The number of Americans who view Obama as "honest and trustworthy" has also fallen five points, according to a recent Gallup poll conducted Nov. 7-10. Half of Americans still think Obama is honest and trustworthy, but it is down from 55 percent in September and 60 percent in mid-2012.
Americans' confidence in Obama's ability to manage government is also down five points since September, to 42 percent. On the upside, more than half of Americans--54 percent-- believe that the commander in chief appreciates the problems Americans face day-to-day. But only 38 percent believe that he has a clear plan for rectifying the country's issues, which is typical for Obama and most recent presidents.
Americans' view of Obama's handling of health care and the economy most likely reflects the government shutdown and the recent issues with the Healthcare.gov website. Less than 40 percent of Americans approve of his handling of health care, the economy and foreign affairs. The recent controversy over whether the president was honest when he said that Americans will be able to keep their own healthcare plans under the Affordable Care Act is most likely the cause of people doubting his honesty and trustworthiness.
All of his issue approval ratings are worse than his overall job rating, which was 43 percent in the same poll.
Obama isn't the only one whose reputation has suffered. Americans' approval of Congress has dropped to an all-time low of 9 percent, which is the lowest in Gallup's 39 years of polling Americans about congressional approval. The results are also from the Gallup poll conducted Nov. 7-10.

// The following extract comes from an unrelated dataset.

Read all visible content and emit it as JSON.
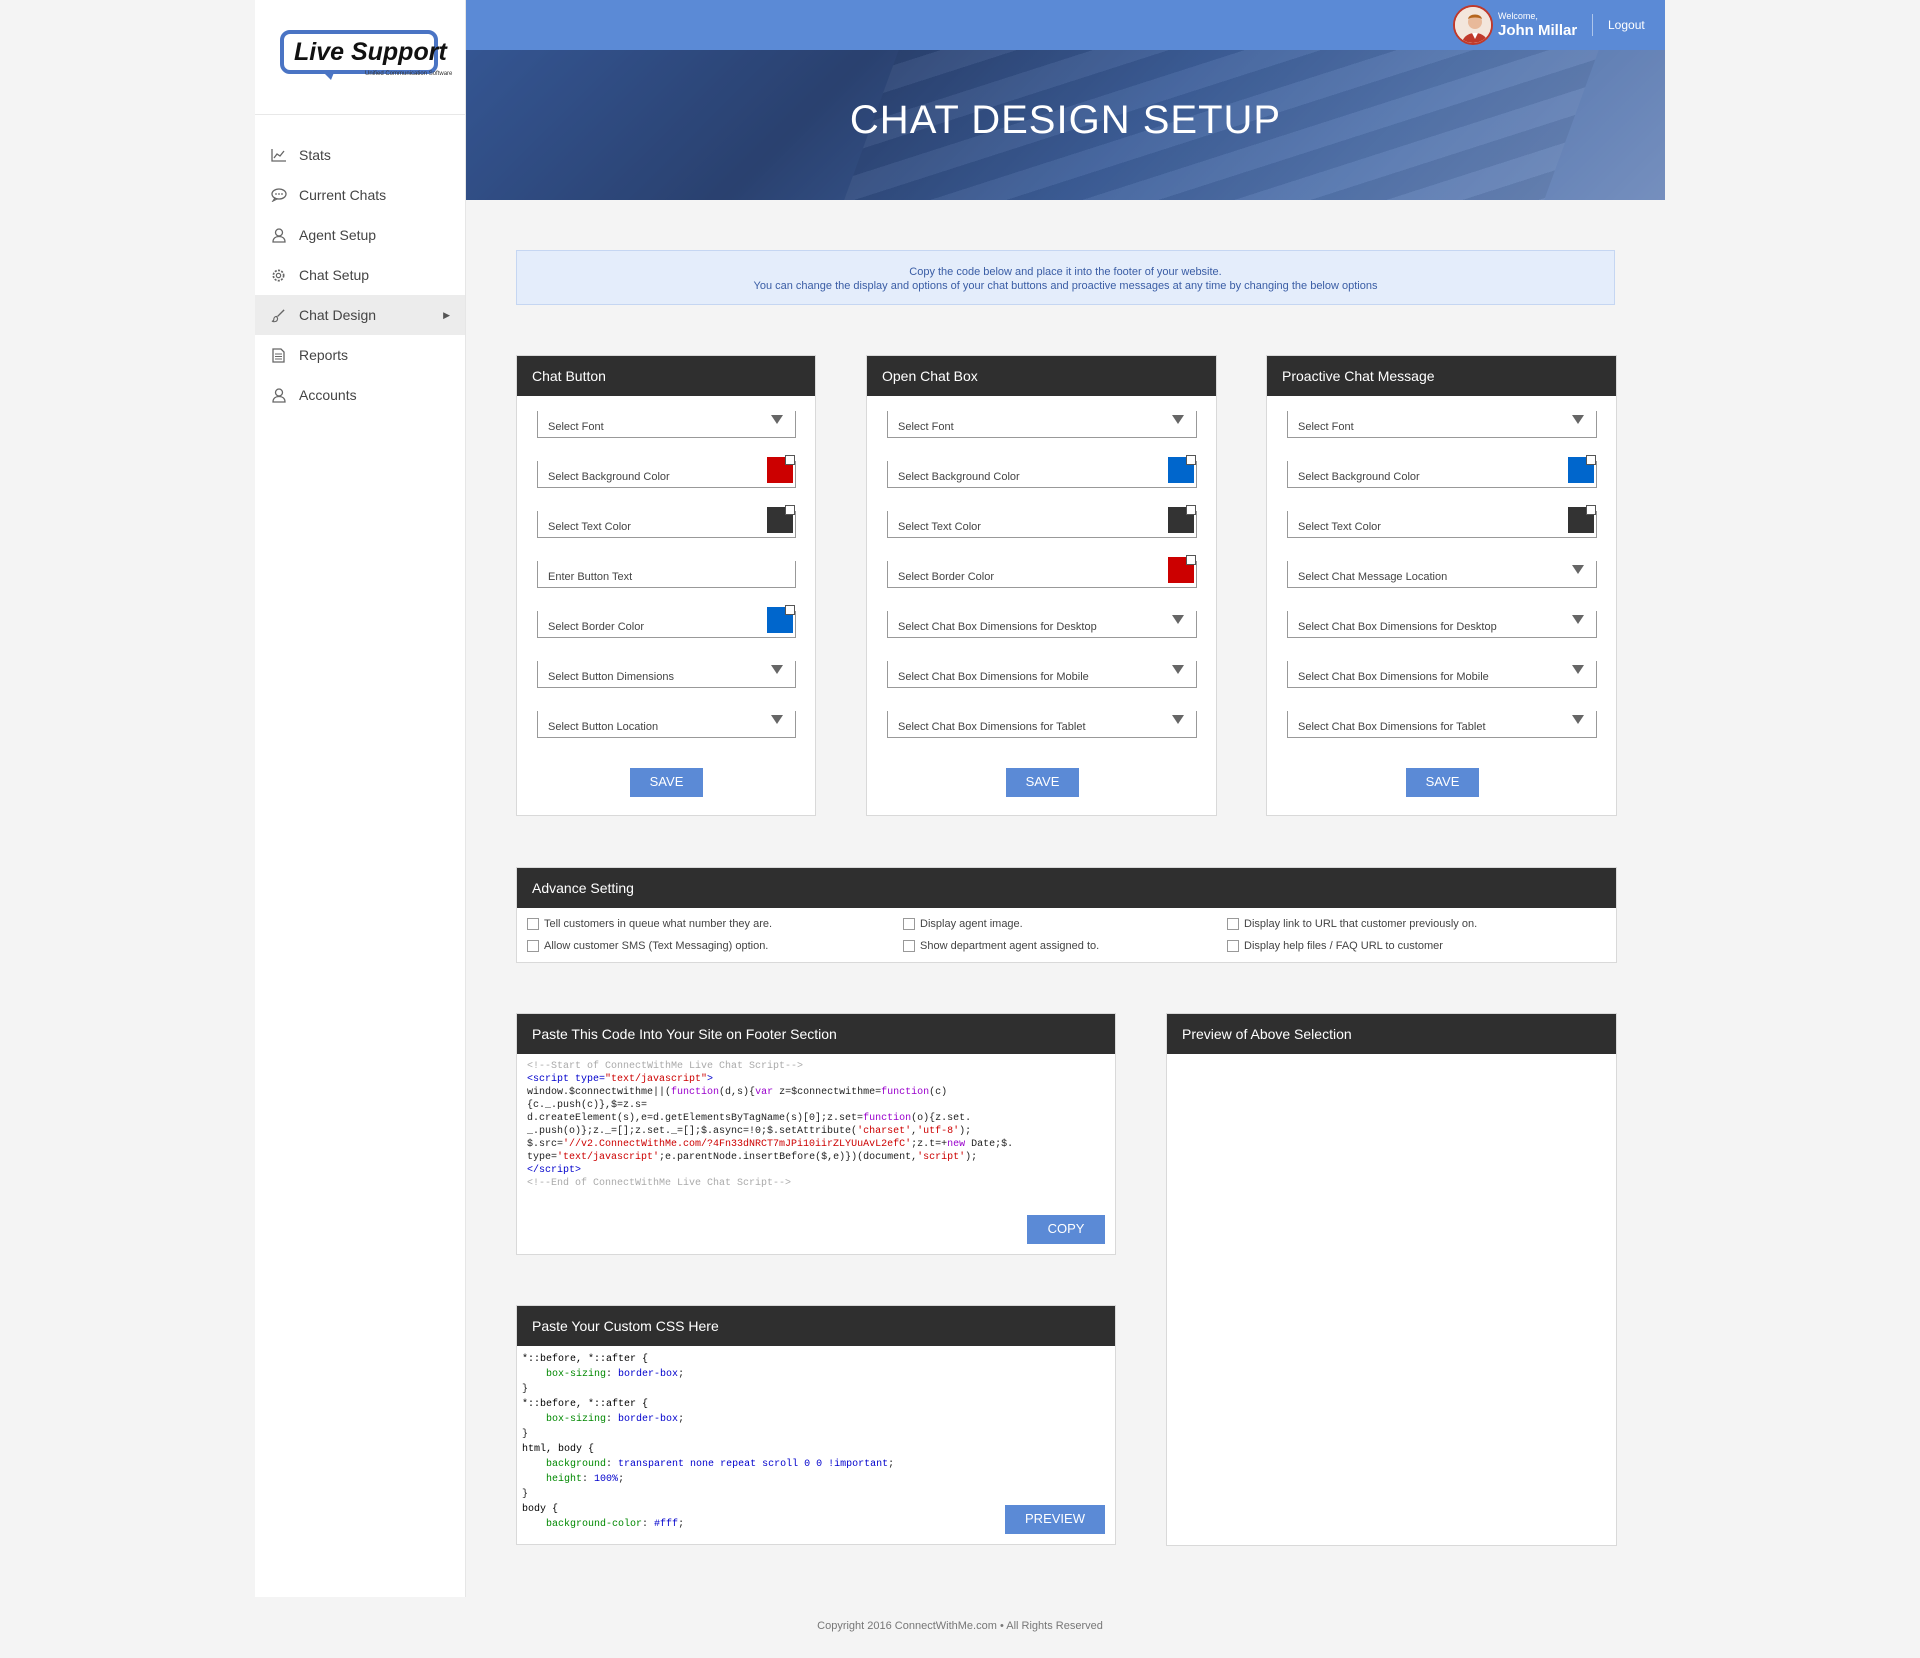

Americans' view of Congress has worsened since the government shutdown in October. However, Americans' confidence in the economy has begun to improve in the past few weeks.

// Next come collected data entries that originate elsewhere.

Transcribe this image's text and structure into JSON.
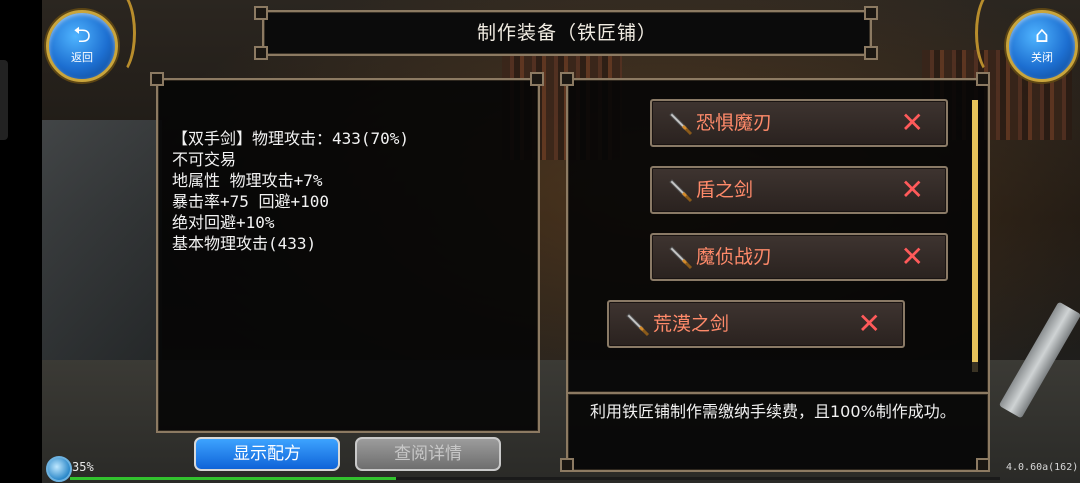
{
  "nav": {
    "back_label": "返回",
    "close_label": "关闭"
  },
  "title": "制作装备（铁匠铺）",
  "item_description": {
    "lines": [
      "【双手剑】物理攻击：433(70%)",
      "不可交易",
      "地属性 物理攻击+7%",
      "暴击率+75 回避+100",
      "绝对回避+10%",
      "基本物理攻击(433)"
    ]
  },
  "recipes": [
    {
      "name": "恐惧魔刃",
      "remove_icon": "x-icon"
    },
    {
      "name": "盾之剑",
      "remove_icon": "x-icon"
    },
    {
      "name": "魔侦战刃",
      "remove_icon": "x-icon"
    },
    {
      "name": "荒漠之剑",
      "remove_icon": "x-icon"
    }
  ],
  "info_text": "利用铁匠铺制作需缴纳手续费，且100%制作成功。",
  "buttons": {
    "show_recipe": "显示配方",
    "view_details": "查阅详情"
  },
  "status": {
    "percent": "35%",
    "version": "4.0.60a(162)",
    "progress_fraction": 0.35
  },
  "colors": {
    "recipe_name": "#ff8a6a",
    "remove_x": "#ff5a5a",
    "primary_button": "#1f7cf0",
    "disabled_button": "#8a8a8a",
    "panel_border": "#8c7a62"
  }
}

Republicans, Independents and Democrats all give Congress low approval ratings. Republicans give Congressional approval a 9 percent rating, independents 8 percent and Democrats 10 percent.
Congressional approval on an annual basis was at is highest in 2001 at 56 percent following the September 11 attacks. But congressional approval has been low since the 2008 financial crisis, with the exception of the months after Obama's first inauguration in 2009.
The record-low approval ratings may reflect the lingering impact of the government shutdown as well as the constant partisan bickering that has characterized the divided Congress.